Of course it has. Another mark against the washed-up commander already exiled to this backwater outpost. Another reminder that my "reassignment" was punishment thinly disguised as important duty.

"My breeding choices remain my own," I remind him, voice dropping to the deeper register that makes most subordinates step back. "Confederacy Command's preferences noted and dismissed."

Thorne doesn't retreat, which marginally improves my opinion of him.

"The settlement's inclination toward dragon protection has been rendered irrelevant by the territorial reassignment," he points out. "Their preferences, like the omega's, no longer matter. What matters is establishing clearer Confederacy dominance in newly acquired territory. A claiming by the commanding officer would send the appropriate message."
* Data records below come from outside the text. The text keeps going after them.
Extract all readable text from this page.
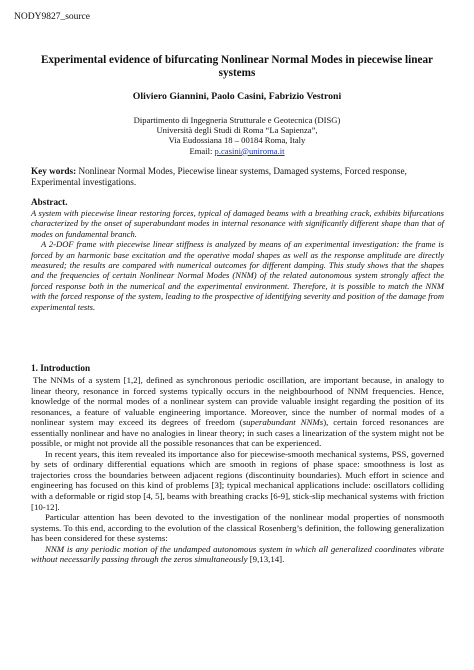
NODY9827_source
Experimental evidence of bifurcating Nonlinear Normal Modes in piecewise linear systems
Oliviero Giannini, Paolo Casini, Fabrizio Vestroni
Dipartimento di Ingegneria Strutturale e Geotecnica (DISG)
Università degli Studi di Roma “La Sapienza”,
Via Eudossiana 18 – 00184 Roma, Italy
Email: p.casini@uniroma.it
Key words: Nonlinear Normal Modes, Piecewise linear systems, Damaged systems, Forced response, Experimental investigations.
Abstract.

A system with piecewise linear restoring forces, typical of damaged beams with a breathing crack, exhibits bifurcations characterized by the onset of superabundant modes in internal resonance with significantly different shape than that of modes on fundamental branch.

A 2-DOF frame with piecewise linear stiffness is analyzed by means of an experimental investigation: the frame is forced by an harmonic base excitation and the operative modal shapes as well as the response amplitude are directly measured; the results are compared with numerical outcomes for different damping. This study shows that the shapes and the frequencies of certain Nonlinear Normal Modes (NNM) of the related autonomous system strongly affect the forced response both in the numerical and the experimental environment. Therefore, it is possible to match the NNM with the forced response of the system, leading to the prospective of identifying severity and position of the damage from experimental tests.

1. Introduction

The NNMs of a system [1,2], defined as synchronous periodic oscillation, are important because, in analogy to linear theory, resonance in forced systems typically occurs in the neighbourhood of NNM frequencies. Hence, knowledge of the normal modes of a nonlinear system can provide valuable insight regarding the position of its resonances, a feature of valuable engineering importance. Moreover, since the number of normal modes of a nonlinear system may exceed its degrees of freedom (superabundant NNMs), certain forced resonances are essentially nonlinear and have no analogies in linear theory; in such cases a linearization of the system might not be possible, or might not provide all the possible resonances that can be experienced.

In recent years, this item revealed its importance also for piecewise-smooth mechanical systems, PSS, governed by sets of ordinary differential equations which are smooth in regions of phase space: smoothness is lost as trajectories cross the boundaries between adjacent regions (discontinuity boundaries). Much effort in science and engineering has focused on this kind of problems [3]; typical mechanical applications include: oscillators colliding with a deformable or rigid stop [4, 5], beams with breathing cracks [6-9], stick-slip mechanical systems with friction [10-12].

Particular attention has been devoted to the investigation of the nonlinear modal properties of nonsmooth systems. To this end, according to the evolution of the classical Rosenberg’s definition, the following generalization has been considered for these systems:

NNM is any periodic motion of the undamped autonomous system in which all generalized coordinates vibrate without necessarily passing through the zeros simultaneously [9,13,14].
I turn to face him fully, using my height advantage. "And what message would forcing an unwilling omega send to the settlement we need to cooperate with our governance? What practical benefit comes from adding a resentful, dragon-fixated human to my personal quarters?"

A strange flicker of something—disappointment? frustration?—crosses Thorne's features before he masks it. "Sir, with respect, most omegas are initially reluctant. Their biology?—"

"Is not an excuse for poor tactical decisions," I cut him off. "I'm familiar with omega biology, Lieutenant. I'm also familiar with the long-term consequences of creating hostile dependency within controlled territories. The omega will be processed according to standard protocol and transferred to a central facility after her heat cycle completes."

Thorne's tail twitches—the feline equivalent of a frustrated sigh. "As you command, sir. Though may I suggest observing the subject before finalizing that decision? Some omegas present unusual characteristics worth direct evaluation."

I dismiss him with a flick of my claws, turning back to the territorial maps spread across my desk. The newly drawn boundaries mock me—another reminder of political machinations happening far from this mountain outpost, decisions made by those who will never see the consequences up close.

After refusing to slaughter three human settlements during the resistance purges last year, I knew my career was effectivelyover. The official report called it "hesitation in implementing security protocols." In reality, I had stared at families huddled in terror—children clutching parents who could not protect them—and found myself unable to give the order that would end them all indiscriminately.